Edinburgh-based scientists pioneer breakthrough for renewables to monitor and measure impacts on marine life

Mark-Paul Buckingham USE
Mark-Paul Buckingham

Scientists at Xi Engineering Consultants have pioneered technology that predicts the impact that marine renewable projects have on fish and sea mammals.

The Scottish-based company says its ground-breaking acoustic modelling expertise will provide the most authoritative analysis available to help assess the effect that off-shore wind farms or wave and tidal power arrays have on marine life.

The work is now predicted to have major benefits for developers of marine renewables projects as key information from modelling studies will bolster environmental impact assessments, allowing licensing authorities to move quicker to granting consents.

Edinburgh-based Xi Engineering Consultants’ Managing Director Mark-Paul Buckingham said the technology is cutting edge and has application across the world.He said:

“The predictive modelling technology we have developed provides the most robust science available to assess the impact that marine renewable devices will have on mammals and fish species. We can now work with a developer of a marine renewable project to model how and when different species will detect the presence of a device

“It means early indications of any areas of concern regarding specific species can be identified. But of more importance to renewables developers, it means we can demonstrate the limited effect that devices can have on the marine and tidal environment or can make recommendations to alter the design brief to resolve issues.

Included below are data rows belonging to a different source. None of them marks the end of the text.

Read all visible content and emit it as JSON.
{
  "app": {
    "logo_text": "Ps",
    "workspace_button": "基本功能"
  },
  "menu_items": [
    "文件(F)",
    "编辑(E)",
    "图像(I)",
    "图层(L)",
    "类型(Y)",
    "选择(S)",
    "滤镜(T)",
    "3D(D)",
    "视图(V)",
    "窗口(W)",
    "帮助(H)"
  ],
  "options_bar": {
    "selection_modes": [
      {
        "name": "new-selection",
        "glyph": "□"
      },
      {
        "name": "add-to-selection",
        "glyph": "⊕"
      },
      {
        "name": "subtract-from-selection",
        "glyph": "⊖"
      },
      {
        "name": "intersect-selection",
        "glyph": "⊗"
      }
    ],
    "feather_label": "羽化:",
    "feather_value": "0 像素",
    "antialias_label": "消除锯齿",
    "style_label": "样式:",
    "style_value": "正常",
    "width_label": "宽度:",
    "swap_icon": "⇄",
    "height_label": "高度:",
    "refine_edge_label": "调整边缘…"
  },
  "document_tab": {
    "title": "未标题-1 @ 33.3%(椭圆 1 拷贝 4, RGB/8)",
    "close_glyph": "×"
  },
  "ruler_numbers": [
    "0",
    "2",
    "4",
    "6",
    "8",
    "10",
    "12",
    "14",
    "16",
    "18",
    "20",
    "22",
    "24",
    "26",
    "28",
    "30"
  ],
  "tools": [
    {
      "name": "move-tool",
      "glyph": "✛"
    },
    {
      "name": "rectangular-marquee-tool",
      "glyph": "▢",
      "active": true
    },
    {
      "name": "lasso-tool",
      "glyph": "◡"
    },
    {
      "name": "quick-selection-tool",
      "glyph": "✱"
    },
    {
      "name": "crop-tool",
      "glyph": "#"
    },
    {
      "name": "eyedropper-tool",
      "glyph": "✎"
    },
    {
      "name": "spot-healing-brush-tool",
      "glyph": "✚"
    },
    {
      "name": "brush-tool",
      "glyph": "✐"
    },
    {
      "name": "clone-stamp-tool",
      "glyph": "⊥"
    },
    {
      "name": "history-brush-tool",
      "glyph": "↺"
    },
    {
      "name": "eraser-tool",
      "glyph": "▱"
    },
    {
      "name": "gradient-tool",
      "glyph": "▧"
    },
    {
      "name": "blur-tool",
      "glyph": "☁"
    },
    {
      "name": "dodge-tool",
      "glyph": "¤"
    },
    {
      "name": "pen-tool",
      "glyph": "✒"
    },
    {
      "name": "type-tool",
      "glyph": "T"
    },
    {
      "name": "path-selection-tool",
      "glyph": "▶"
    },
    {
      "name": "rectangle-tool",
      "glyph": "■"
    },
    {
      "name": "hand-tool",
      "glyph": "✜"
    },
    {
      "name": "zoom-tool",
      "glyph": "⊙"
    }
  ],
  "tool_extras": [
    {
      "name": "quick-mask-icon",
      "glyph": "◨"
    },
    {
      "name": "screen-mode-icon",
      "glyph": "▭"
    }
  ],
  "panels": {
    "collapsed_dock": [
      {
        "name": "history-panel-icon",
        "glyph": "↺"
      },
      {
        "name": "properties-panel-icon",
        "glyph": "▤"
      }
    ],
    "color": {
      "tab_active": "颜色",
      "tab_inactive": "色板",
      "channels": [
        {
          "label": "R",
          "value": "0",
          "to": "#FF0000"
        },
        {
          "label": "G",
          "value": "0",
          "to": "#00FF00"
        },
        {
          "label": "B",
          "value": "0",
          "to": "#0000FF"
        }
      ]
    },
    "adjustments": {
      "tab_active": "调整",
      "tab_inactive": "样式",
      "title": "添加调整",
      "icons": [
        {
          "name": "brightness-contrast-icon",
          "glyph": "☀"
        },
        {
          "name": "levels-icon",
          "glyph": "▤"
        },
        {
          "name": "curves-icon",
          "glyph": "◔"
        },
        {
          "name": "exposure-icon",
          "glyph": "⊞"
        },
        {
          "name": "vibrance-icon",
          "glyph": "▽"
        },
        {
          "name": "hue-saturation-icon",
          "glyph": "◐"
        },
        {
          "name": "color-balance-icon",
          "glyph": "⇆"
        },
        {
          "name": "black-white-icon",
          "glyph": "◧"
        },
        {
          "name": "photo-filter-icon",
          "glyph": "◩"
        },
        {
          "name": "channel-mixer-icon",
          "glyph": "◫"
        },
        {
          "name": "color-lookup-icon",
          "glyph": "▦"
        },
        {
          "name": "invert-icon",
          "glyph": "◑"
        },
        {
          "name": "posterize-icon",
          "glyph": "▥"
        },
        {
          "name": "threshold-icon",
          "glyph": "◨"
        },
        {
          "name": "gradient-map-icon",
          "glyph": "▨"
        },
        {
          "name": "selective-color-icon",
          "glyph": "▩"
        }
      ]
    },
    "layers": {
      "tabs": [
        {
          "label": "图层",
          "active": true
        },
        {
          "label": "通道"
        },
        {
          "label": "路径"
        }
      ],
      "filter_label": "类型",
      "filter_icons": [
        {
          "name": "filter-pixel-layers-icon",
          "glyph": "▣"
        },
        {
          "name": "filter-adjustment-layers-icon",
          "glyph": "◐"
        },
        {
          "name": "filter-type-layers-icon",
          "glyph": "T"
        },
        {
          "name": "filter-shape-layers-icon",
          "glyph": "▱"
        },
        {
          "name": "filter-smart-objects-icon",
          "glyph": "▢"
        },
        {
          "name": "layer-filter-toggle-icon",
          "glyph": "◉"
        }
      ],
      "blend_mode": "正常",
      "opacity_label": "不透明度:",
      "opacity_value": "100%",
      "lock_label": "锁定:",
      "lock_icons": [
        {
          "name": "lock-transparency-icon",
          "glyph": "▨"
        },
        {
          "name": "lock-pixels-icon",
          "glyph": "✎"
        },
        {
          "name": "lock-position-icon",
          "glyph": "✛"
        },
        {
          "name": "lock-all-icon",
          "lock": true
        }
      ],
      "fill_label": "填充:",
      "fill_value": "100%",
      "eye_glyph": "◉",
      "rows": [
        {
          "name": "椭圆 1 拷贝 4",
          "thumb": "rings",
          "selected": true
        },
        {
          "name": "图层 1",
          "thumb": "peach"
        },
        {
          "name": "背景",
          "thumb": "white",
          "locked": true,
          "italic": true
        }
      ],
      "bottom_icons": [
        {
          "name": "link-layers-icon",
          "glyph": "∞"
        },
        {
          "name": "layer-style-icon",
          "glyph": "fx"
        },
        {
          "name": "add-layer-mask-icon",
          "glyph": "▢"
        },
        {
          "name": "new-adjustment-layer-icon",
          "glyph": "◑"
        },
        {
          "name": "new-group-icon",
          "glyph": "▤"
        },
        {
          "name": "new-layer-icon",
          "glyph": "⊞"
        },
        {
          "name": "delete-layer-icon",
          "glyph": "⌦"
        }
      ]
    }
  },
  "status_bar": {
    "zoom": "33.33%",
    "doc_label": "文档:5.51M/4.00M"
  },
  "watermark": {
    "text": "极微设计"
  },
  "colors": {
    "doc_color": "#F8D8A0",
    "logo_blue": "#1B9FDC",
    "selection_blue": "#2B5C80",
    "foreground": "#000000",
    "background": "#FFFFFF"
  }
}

“The technology is a major breakthrough for the marine renewables sector, particularly in Scotland which is leading the world in wave and tidal power renewable development. It will provide regulatory bodies representing the marine and tidal environment and marine scientists with key information about the impact of renewable projects on sealife.

“That in turn should allow licensing authorities to be equipped with the analysis and assessment information it needs to move to speedier consent determinations.”

Vibration from underwater energy convertors – such as underwater turbines – interacts with the surrounding water and is released as noise. This noise may help marine species to avoid collision with the devices, but it is also possible that the vibration could lead to the displacement of sealife from key areas or that sealife movements could be affected.

Xi Engineering Consultants, composed of a team of world-renowned science and engineering experts, specialises in tackling problems caused by both noise and vibrations in a wide range of sectors including renewable energy, construction, marine and defence.

Harbour seals, grey seals and bottlenose dolphins are not considered to be at risk of displacement, while allis shad and sea trout appear to not be able to detect noise except at ranges less than 100m. Atlantic salmon and European eels are able to detect the presence of monopole structures at greater ranges that gravity bases, but this is not thought to affect their behaviour.

Buckingham added: “The Marine Scotland research is evidence of what can be achieved in creating predictive acoustic modelling to assess the impact of marine renewable projects on sealife. We are already working with a number of tidal turbine developers to help progress their environmental impact assessments and so accelerate the move to consent.

“But we are very keen to grow relationships with marine renewable developers – in particular those involved in other key growth tidal sectors in Canada – to demonstrate the value that our predictive modelling can bring.”

Set up just two years ago, Xi Engineering Consultants, is also attracting worldwide attention for its work on determining the impact that wind farms have on the  Eskdalemuir Seismic Array which forms part of a Global network of sensors to prevent nuclear testing.